Under different circumstances, I would have created a paper prototype and conducted user testing before producing the high-fidelity prototype. As I was unable to meet users in person, I created a high-fidelity prototype to share online to conduct user testing.

Prototype User Testing

I asked the five Just Eat app users to go through the tasks from baseline testing using the prototype I created to validate my solutions.

Validating Prototype

Comparison result of Baseline testing and Prototype Testing

“I don't feel like I'm waisting time searching or Googling to find out what I'm actually ordering!”

Participant 2


Validating Prototype



  • It can be incredibly easy to assume that, we as designers know what is best for the product and unconsciously design products for ourselves and not the users. The focus must always be on the users and their needs.

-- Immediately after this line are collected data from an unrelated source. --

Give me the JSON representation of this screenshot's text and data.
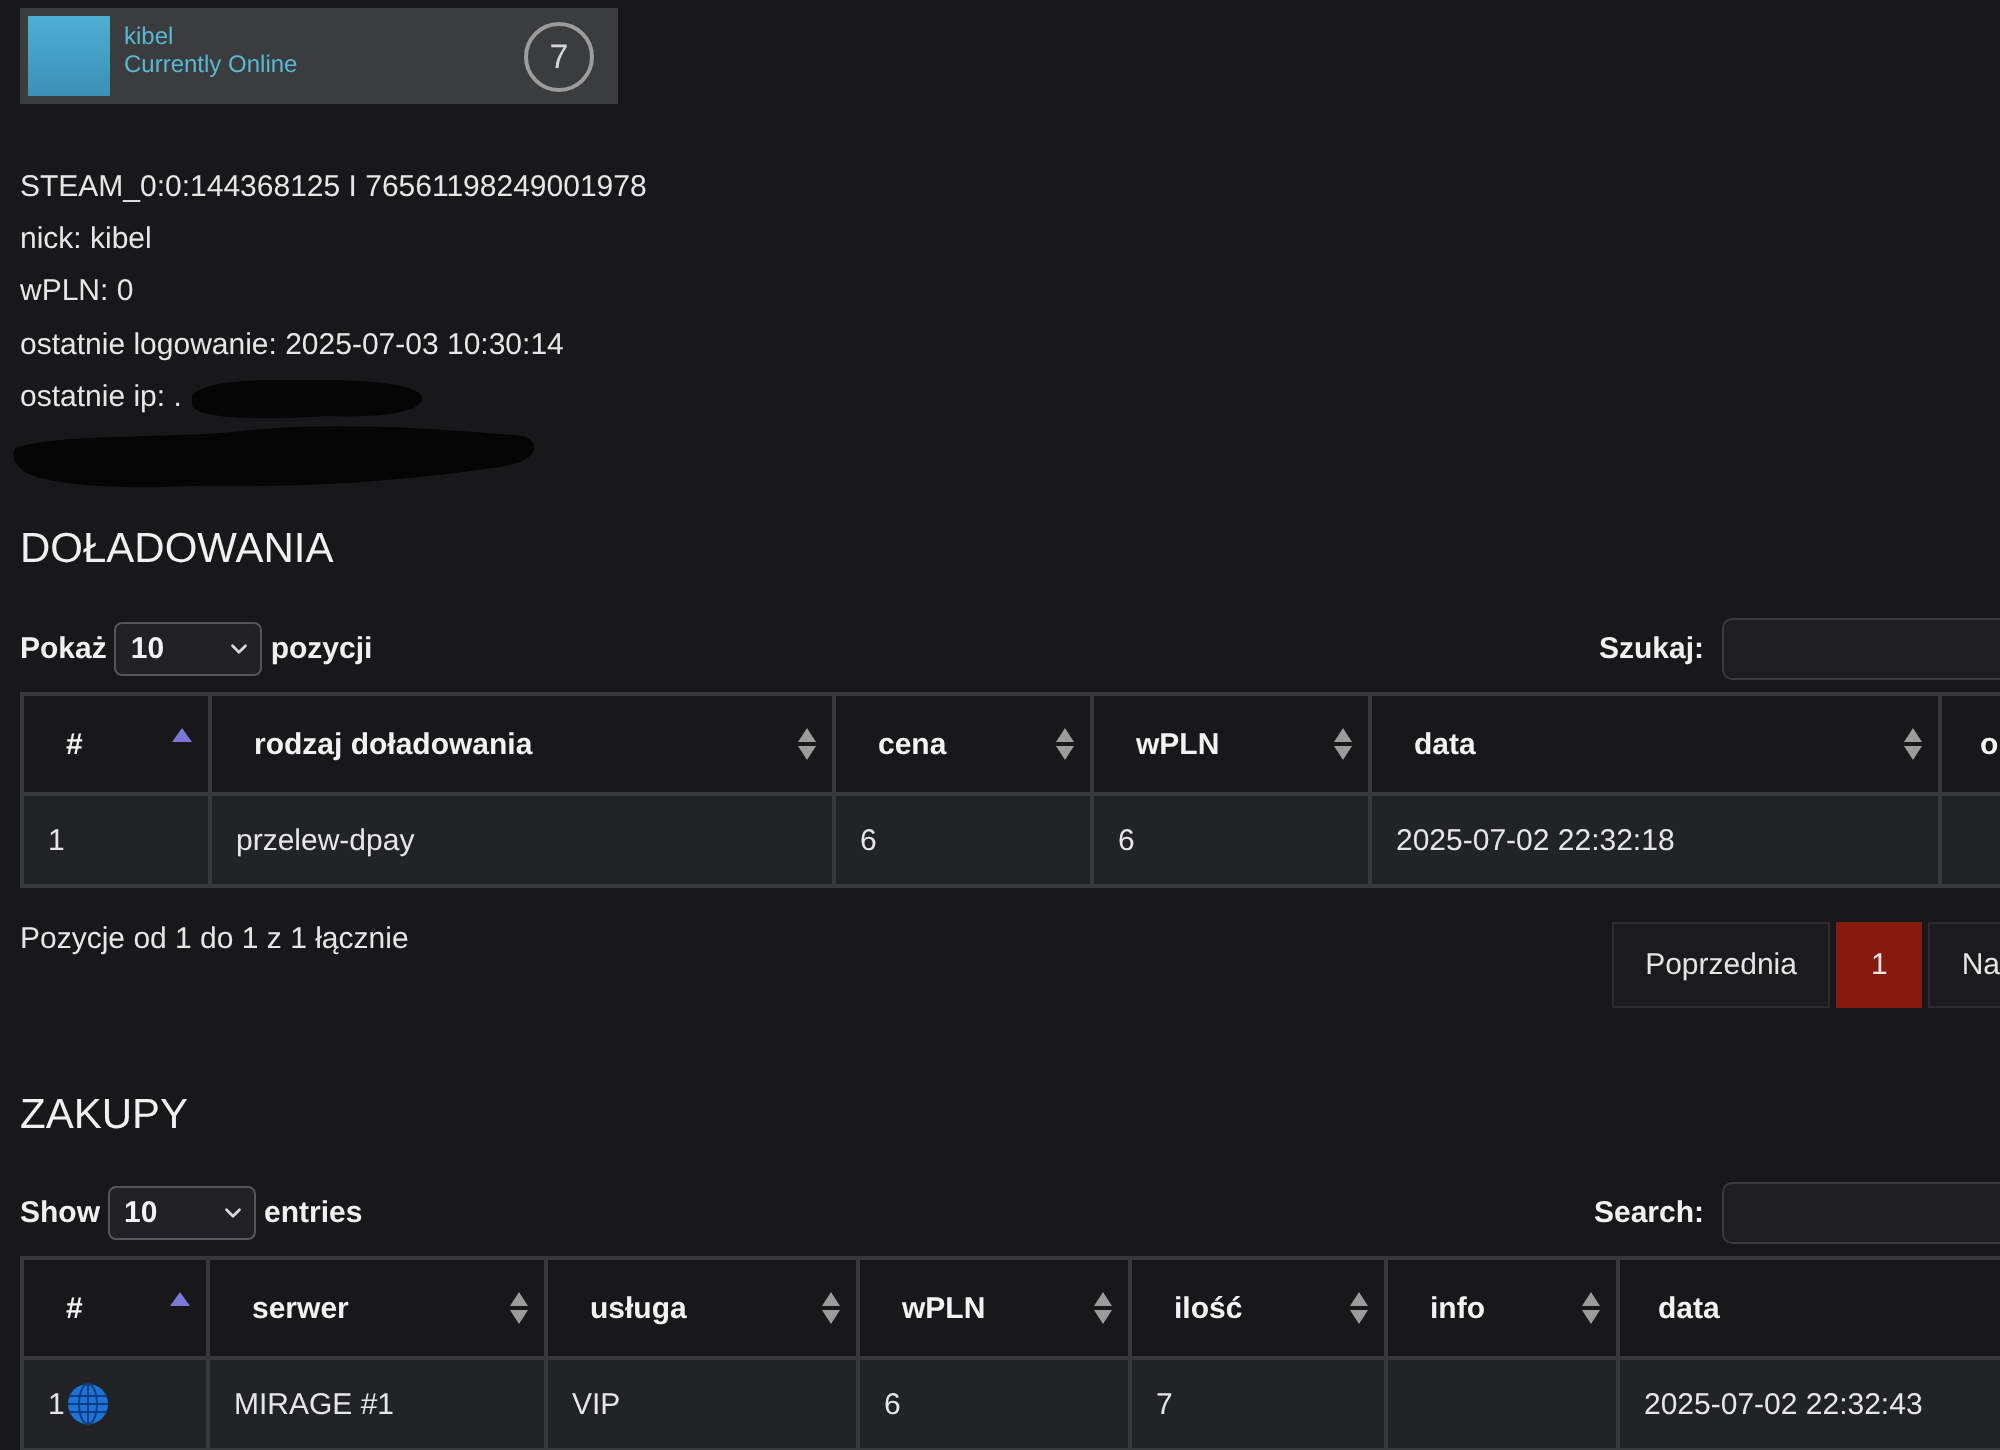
{
  "profile_card": {
    "name": "kibel",
    "status": "Currently Online",
    "online": true,
    "level_badge": "7"
  },
  "info_lines": [
    {
      "text": "STEAM_0:0:144368125 I 76561198249001978",
      "redacted": false
    },
    {
      "text": "nick: kibel",
      "redacted": false
    },
    {
      "text": "wPLN: 0",
      "redacted": false
    },
    {
      "text": "ostatnie logowanie: 2025-07-03 10:30:14",
      "redacted": false
    },
    {
      "text": "ostatnie ip: .",
      "redacted": true
    },
    {
      "redacted": true
    }
  ],
  "sections": [
    {
      "title": "DOŁADOWANIA",
      "length_label_before": "Pokaż",
      "length_value": "10",
      "length_label_after": "pozycji",
      "search_label": "Szukaj:",
      "columns": [
        {
          "label": "#",
          "sorted": true
        },
        {
          "label": "rodzaj doładowania",
          "sorted": false
        },
        {
          "label": "cena",
          "sorted": false
        },
        {
          "label": "wPLN",
          "sorted": false
        },
        {
          "label": "data",
          "sorted": false
        },
        {
          "label": "o"
        }
      ],
      "rows": [
        {
          "cells": [
            "1",
            "przelew-dpay",
            "6",
            "6",
            "2025-07-02 22:32:18",
            null
          ]
        }
      ],
      "summary": "Pozycje od 1 do 1 z 1 łącznie",
      "pagination": [
        {
          "label": "Poprzednia",
          "selected": false
        },
        {
          "label": "1",
          "selected": true
        },
        {
          "label": "Na",
          "selected": false
        }
      ]
    },
    {
      "title": "ZAKUPY",
      "length_label_before": "Show",
      "length_value": "10",
      "length_label_after": "entries",
      "search_label": "Search:",
      "columns": [
        {
          "label": "#",
          "sorted": true
        },
        {
          "label": "serwer",
          "sorted": false
        },
        {
          "label": "usługa",
          "sorted": false
        },
        {
          "label": "wPLN",
          "sorted": false
        },
        {
          "label": "ilość",
          "sorted": false
        },
        {
          "label": "info",
          "sorted": false
        },
        {
          "label": "data"
        }
      ],
      "rows": [
        {
          "cells": [
            "1",
            "MIRAGE #1",
            "VIP",
            "6",
            "7",
            null,
            "2025-07-02 22:32:43"
          ],
          "web_purchase": true
        }
      ]
    }
  ]
}
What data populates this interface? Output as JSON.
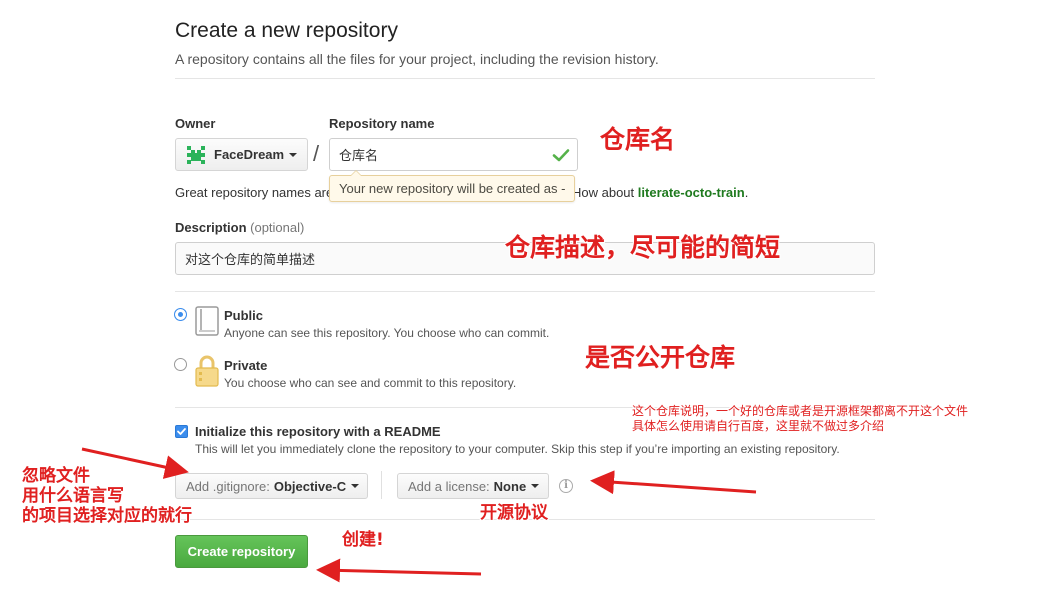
{
  "header": {
    "title": "Create a new repository",
    "subtitle": "A repository contains all the files for your project, including the revision history."
  },
  "owner": {
    "label": "Owner",
    "value": "FaceDream"
  },
  "separator": "/",
  "repo_name": {
    "label": "Repository name",
    "value": "仓库名",
    "tooltip": "Your new repository will be created as -"
  },
  "hint": {
    "prefix": "Great repository names are",
    "how_about": "How about",
    "suggestion": "literate-octo-train",
    "suffix": "."
  },
  "description": {
    "label": "Description",
    "optional": "(optional)",
    "value": "对这个仓库的简单描述"
  },
  "visibility": {
    "public": {
      "title": "Public",
      "desc": "Anyone can see this repository. You choose who can commit.",
      "selected": true
    },
    "private": {
      "title": "Private",
      "desc": "You choose who can see and commit to this repository.",
      "selected": false
    }
  },
  "readme": {
    "checked": true,
    "title": "Initialize this repository with a README",
    "desc": "This will let you immediately clone the repository to your computer. Skip this step if you’re importing an existing repository."
  },
  "gitignore": {
    "label": "Add .gitignore:",
    "value": "Objective-C"
  },
  "license": {
    "label": "Add a license:",
    "value": "None"
  },
  "create_button": "Create repository",
  "annotations": {
    "repo_name": "仓库名",
    "description": "仓库描述，尽可能的简短",
    "visibility": "是否公开仓库",
    "readme_line1": "这个仓库说明，一个好的仓库或者是开源框架都离不开这个文件",
    "readme_line2": "具体怎么使用请自行百度，这里就不做过多介绍",
    "gitignore_line1": "忽略文件",
    "gitignore_line2": "用什么语言写",
    "gitignore_line3": "的项目选择对应的就行",
    "license": "开源协议",
    "create": "创建!"
  },
  "colors": {
    "accent_blue": "#3b8ded",
    "success_green": "#55b24a",
    "annotation_red": "#e02020",
    "tooltip_bg": "#fff9ea"
  },
  "icons": {
    "owner": "identicon-avatar",
    "valid": "check-icon",
    "public": "repo-book-icon",
    "private": "lock-icon",
    "license_info": "info-icon"
  }
}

  • It is possible to gain a great deal of knowledge about users and their pain points when conducting interviews and user testing sessions remotely. When it came to remote user testing sessions, users wanted to be helpful and specified minute details when verbalising their thoughts while going through task scenarios.

  • Allocating time to explore a problem at a time allowed me to focus and delve deep to find solutions that tackled user pain points.

  • I carried out this case study during the COVID-19 lockdown I assumed that it would be impossible to complete this project during this time. I was astonished by people’s enthusiasm to give their time and feedback. This project would not be possible without the numerous people who responded to surveys and took part in interviews and user testing sessions.